Five minutes after you’re done eating, wash your dinner plates and everything that’s been soaking in the water (which should be no more than a stoneware dish, dinner plates/silverware and whatever you cooked the beans in).
Ta-da. Done with everything ten minutes after you’re done eating. Don’t let that shit sit, it’ll cake on something fierce.
Joel- Look for portable dishwashers. They cost about $100 more than under-counter because of the shell built around them, but they’re the same thing. We found a bunch on craigslist for cheap.
You roll the sucker over to the kitchen sink, hook up the water supply to the faucet (it comes with an adapter to do this), hook the drain hose over the edge of the sink, and plug it into 110. That’s it. Now you’re washing like the people in the ‘burbs.
My girlfriend cooks, so I do the dishes. This works well for us, but in our small galley-like kitchen, it doesn’t allow for the “clean as you go” method.
I learned the finer points of washing huge piles of dishes as a dishwasher for a very large, very busy restaurant when I was 15. I use the same strategies today.
First, I approach the great mess with a simple, short term goal — I’m just going to organize everything so it’s all ready to clean *later* (yet I *always* end up going ahead and cleaning them right then). The organizing really helps the process, helps me start the job without feeling like I’m committing to the whole job.
First, I assign a dirty glass for all the silverware and utensils — fill it halfway with some hot soapy water, and then collect all the silverware, etc. They’ll be out of your way and practically cleaning themselves while you work through the rest of the pile.
Next, group everything else in compatible piles. Again, you’re just organizing everything, getting ready to wash them. Stack the plates, put the salad bowl on top of that, stack any serving bowls inside the salad bowl, etc. Nice, neat stacks is what you’re looking for, scraping away extra food into the trash as you go.
Once you’ve got everything all organized, the actual washing will go much more smoothly and will be more enjoyable. I find the whole experience very zen-like and relaxing, actually.
It also helps a *lot* if I can listen to an audiobook or a podcast like This American Life or something while I work.
“Also, as a couple, the “whoever doesn’t cook is responsible for the cleanup” rule should help to add some pressure.”
I like this idea. Problem solved!
I got a dishwasher in my kitchen Suck on that haters.
You can get high off of washing dishes!
doublejack’s method is nearly the same as mine. Looking at the dishes as a series of small, simple tasks makes even the worst pile managable. I also have a pretty small dishrack, and I don’t believe in drying dishes with a towel [I'm lazy and I have no issue with water spots on my dishes], so I’m forced to stop washing when the dishrack’s full. It means once or twice a day, I spend 15-20 minutes doing dishes & cleaning the kitchen, and it’s usually a pretty easy task. And meditative, yeah.
Any dishes left over in the morning are done while my coffee is brewing.

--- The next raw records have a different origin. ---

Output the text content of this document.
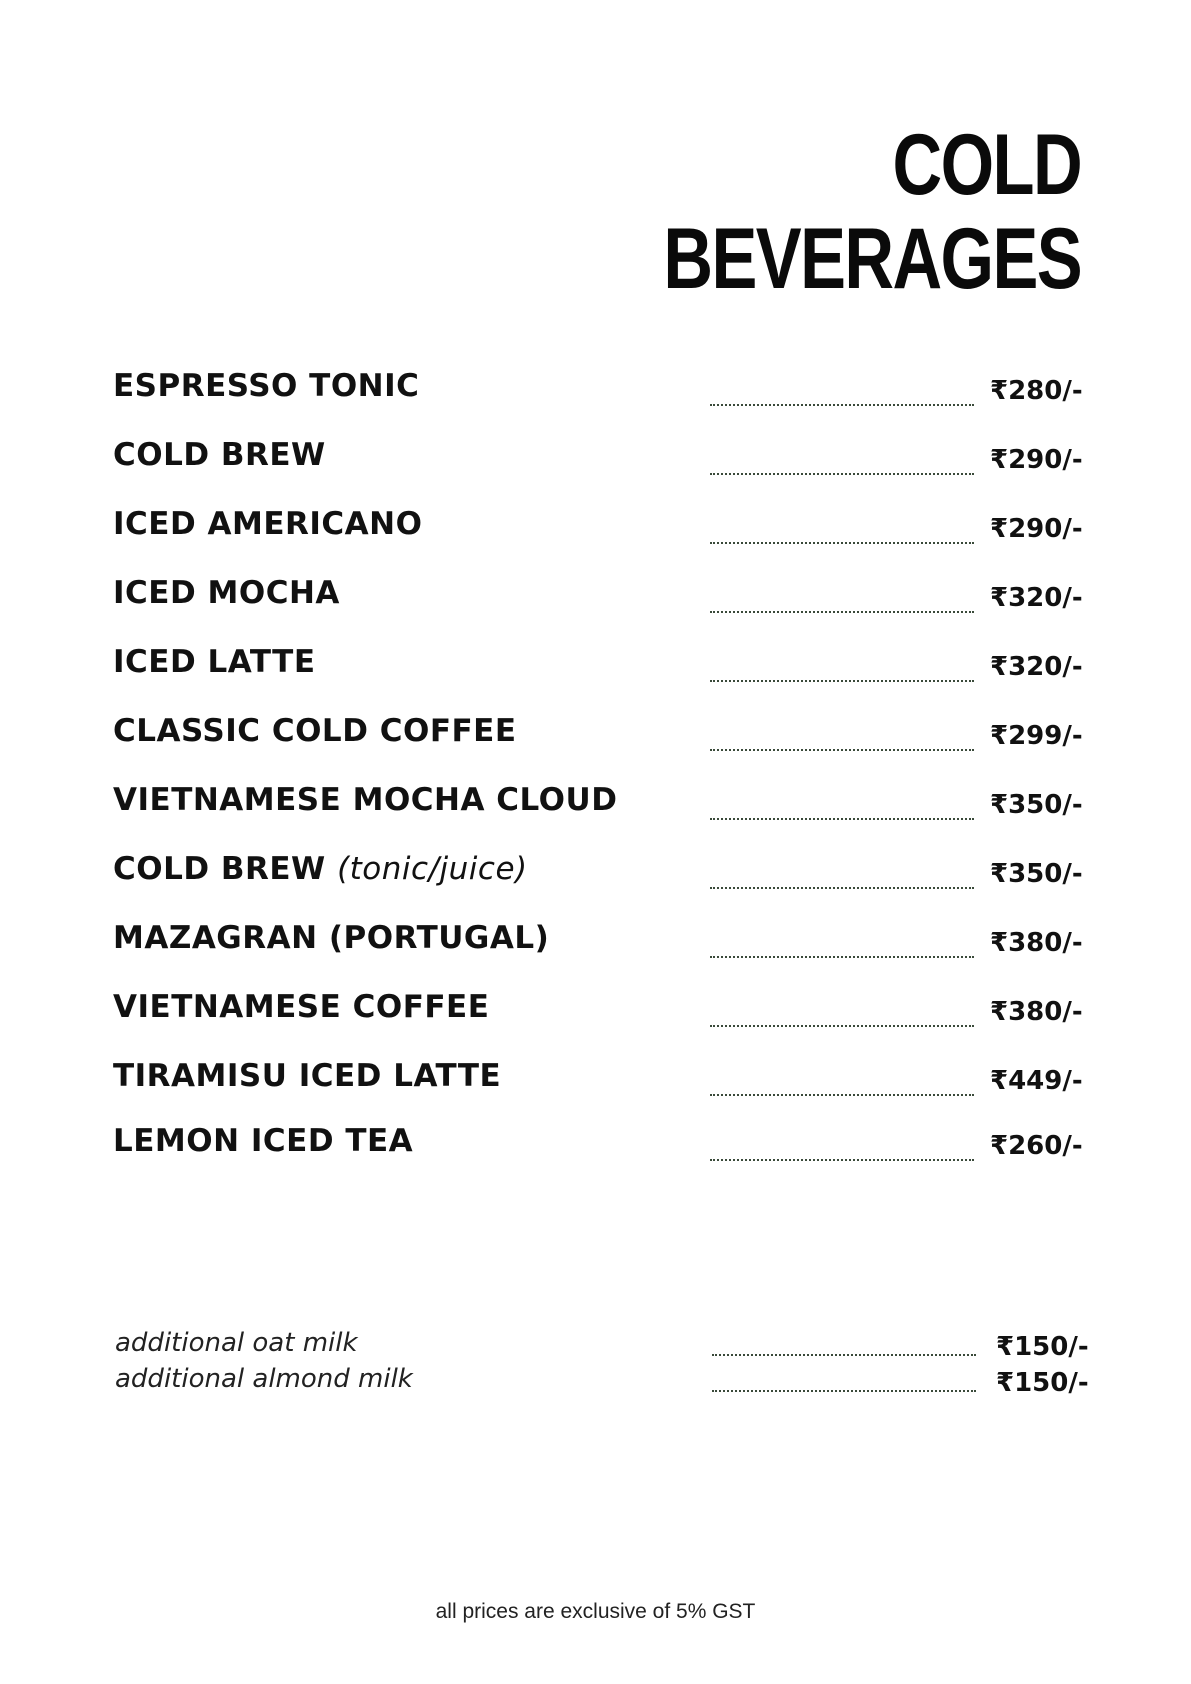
COLD
BEVERAGES
ESPRESSO TONIC	₹280/-
COLD BREW	₹290/-
ICED AMERICANO	₹290/-
ICED MOCHA	₹320/-
ICED LATTE	₹320/-
CLASSIC COLD COFFEE	₹299/-
VIETNAMESE MOCHA CLOUD	₹350/-
COLD BREW (tonic/juice)	₹350/-
MAZAGRAN (PORTUGAL)	₹380/-
VIETNAMESE COFFEE	₹380/-
TIRAMISU ICED LATTE	₹449/-
LEMON ICED TEA	₹260/-
additional oat milk	₹150/-
additional almond milk	₹150/-
all prices are exclusive of 5% GST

I wake up and go straight to my coffee maker. During the 5 or 10 minutes it takes to brew coffee, I do the dishes and stick them in the dishwasher.
A mindless job like doing the dishes is best done when my mind is not yet running on all cylinders. It also makes me feel like I’ve accomplished something early in the morning.
The trick is to get all the dishes done BEFORE the coffee is done.
No man should ever be without a dishwasher, it is absolutely essential.
Like motorhead, I do my dishes in the morning while my coffee is brewing, but that usually just means putting them in the dw or putting clean ones away.
When it comes to dishes, I’m a complete and utter bum.
I’ll fluctuate between using paper plates and letting dishes sit for days. I’m sure the girlfriend loves it.